Opções de renda em planos de previdência



Depois de anos contribuindo para um plano de previdência complementar, é preciso decidir a melhor forma para transformar a reserva acumulada ao longo do tempo em renda para ser utilizada durante a aposentadoria. As escolhas não são simples.
As regras dos fundos de aposentadoria estão cada vez mais flexíveis, mesmo nos planos administrados pelas entidades fechadas de previdência complementar – os fundos de pensão. A segurança de poder contar com benefícios definidos a partir do cálculo
da média dos últimos salários praticamente não existe mais.
Em contrapartida, o ponto positivo é a possibilidade de adequar os resgates das reservas de acordo com as necessidades individuais
de cada participante. O lado negativo é a insegurança provocada pela exigência de administrar os riscos decorrentes de eventuais decisões equivocadas. Esse dilema é enfrentado por quantidade cada vez maior de pessoas.
Considerando apenas o universo dos fundos de pensão, os dados coletados pela Associação Brasileira das Entidades de Previdência Complementar (Abrapp) mostram que o número de aposentados assistidos pelos planos de previdência complementar cresce a cada ano. Em 2011, havia 677 mil participantes recebendo algum tipo de auxílio. No ano de 2002, eram 559 mil.
O cardápio de tipos de benefícios que podem ser requisitados é variado, sendo que a opção mais tradicional é conhecida como renda vitalícia. É um montante pago todo mês  pelo plano de previdência ao participante aposentado. A quantia é proporcional ao montante
que foi acumulado durante o período de contribuição. Na maioria dos casos, o valor do benefício é reajustado anualmente por um índice que mede a variação do custo de vida.
O desconforto com essa alternativa é conviver com a possibilidade de que o índice de inflação estabelecido para o reajuste do benefício não seja suficiente para preservar o poder aquisitivo efetivo dos rendimentos.
Outro ponto com potencial de provocar insegurança é a chance  de o valor da renda vitalícia, calculada no momento da aposentadoria, ser menor do que o inicialmente imaginado pelo participante, na época da contratação do plano. Contribuições insuficientes ou rentabilidade das aplicações financeiras abaixo do esperado podem ser a causa da renda menor. Nessa situação, a única alternativa é ajustar os gastos na fase de aposentadoria de acordo com o montante recebido.
O benefício da renda vitalícia acaba com a morte do participante. Portanto, essa escolha implica abrir mão de proporcionar uma receita  para o cônjuge ou dependentes. A saída, então, é a modalidade de renda vitalícia com conversão em pensão.
Nesse caso, os rendimentos serão menores. Por outro lado, após o falecimento do participante, o cônjuge ou dependentes passarão a receber uma pensão vitalícia.
Fundamental para decidir sobre a conveniência dessa modalidade de benefício é avaliar a capacidade financeira dos cônjuges. Se a principal fonte de renda do casal for o benefício previdenciário, com certeza é a alternativa mais prudente.

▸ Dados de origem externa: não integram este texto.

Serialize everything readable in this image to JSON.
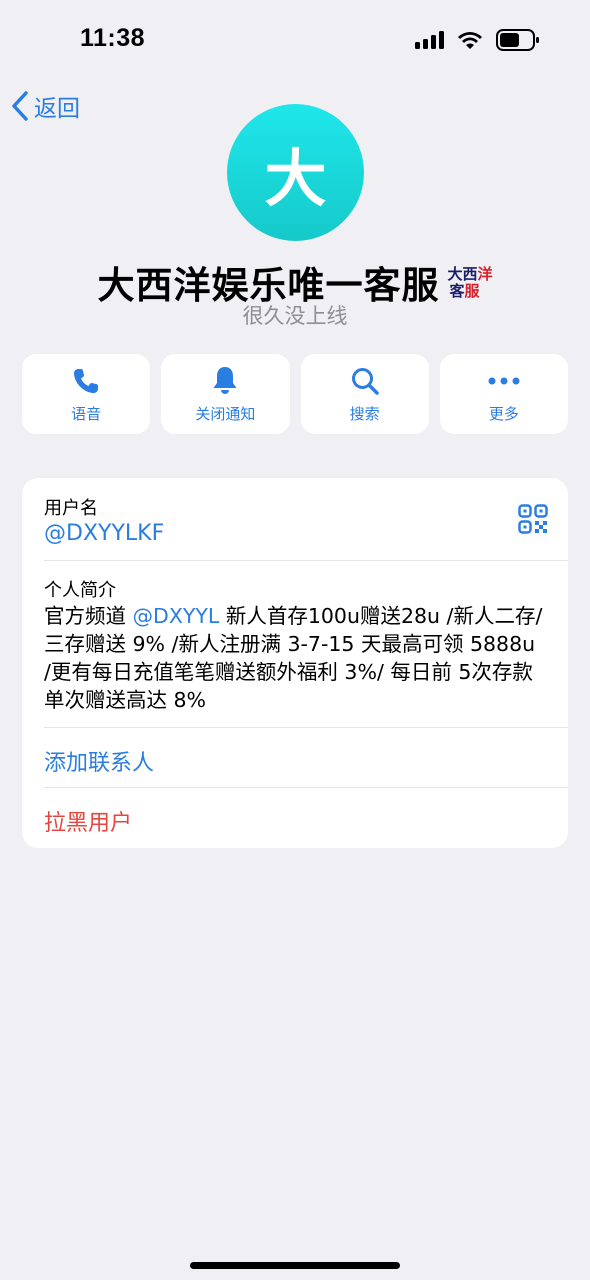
{
  "status_bar": {
    "time": "11:38"
  },
  "nav": {
    "back_label": "返回"
  },
  "profile": {
    "avatar_letter": "大",
    "avatar_color": "#1fe7ea",
    "name": "大西洋娱乐唯一客服",
    "badge_line1_a": "大西",
    "badge_line1_b": "洋",
    "badge_line2_a": "客",
    "badge_line2_b": "服",
    "last_seen": "很久没上线"
  },
  "actions": [
    {
      "label": "语音",
      "icon": "phone-icon"
    },
    {
      "label": "关闭通知",
      "icon": "bell-icon"
    },
    {
      "label": "搜索",
      "icon": "search-icon"
    },
    {
      "label": "更多",
      "icon": "more-icon"
    }
  ],
  "info": {
    "username_label": "用户名",
    "username": "@DXYYLKF",
    "bio_label": "个人简介",
    "bio_prefix": "官方频道 ",
    "bio_link": "@DXYYL",
    "bio_rest": " 新人首存100u赠送28u /新人二存/三存赠送 9% /新人注册满 3-7-15 天最高可领 5888u /更有每日充值笔笔赠送额外福利 3%/ 每日前 5次存款单次赠送高达 8%",
    "add_contact": "添加联系人",
    "block_user": "拉黑用户"
  },
  "colors": {
    "accent": "#2a7de1",
    "danger": "#e5473f",
    "background": "#efeff4"
  }
}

Nas opções de benefícios de renda vitalícia, com ou sem pensão, o participante transfere para o plano de previdência o chamado risco de longevidade. Significa a possibilidade de ocorrer uma diferença entre o tempo de vida e o montante das reservas financeiras que foram acumuladas.
Por exemplo, uma pessoa que decide se aposentar aos 65 anos e possui expectativa de vida até os 85 anos irá precisar de reservas financeiras suficientes para 20 anos de resgates mensais. Se a expectativa de vida for de 95 anos, as reservas deverão ser maiores.
Outro ponto que merece cuidado está relacionado com a solvência da entidade de previdência. Fraudes ou má gestão financeira
podem colocar em risco o patrimônio da instituição e, como consequência, o recebimento dos benefícios pelos participantes.
Apesar de serem eventos raros, houve casos de fundos de pensão que não foram capazes de honrar os compromissos com os assistidos. A melhor forma de prevenir o risco de problemas com a instituição de previdência é acompanhando de perto a forma como a carteira de investimentos é administrada. Relatórios sobre a política de gestão estão à disposição dos participantes.
Para quem não tem receio de assumir os riscos financeiros decorrentes da administração das reservas acumuladas, uma solução é resgatar os recursos do plano de previdência. Os resgates podem ser feitos à vista ou de forma parcelada, ao longo de 5, 10, 15 ou 20 anos.
Como hoje em dia muitos continuam profissionalmente ativos mesmo após atingirem a idade da aposentadoria, o resgate das reservas pode ser encarado como a possibilidade de reunir capital de giro para dar início a um novo empreendimento. Nesse caso, além de avaliar os aspectos financeiros, é prudente levar em consideração os impactos psicológicos decorrentes  do gerenciamento de uma carteira de investimentos ou negócio.
O aumento das opções oferecidas pelos  planos de previdência implica avaliar com atenção todos os riscos.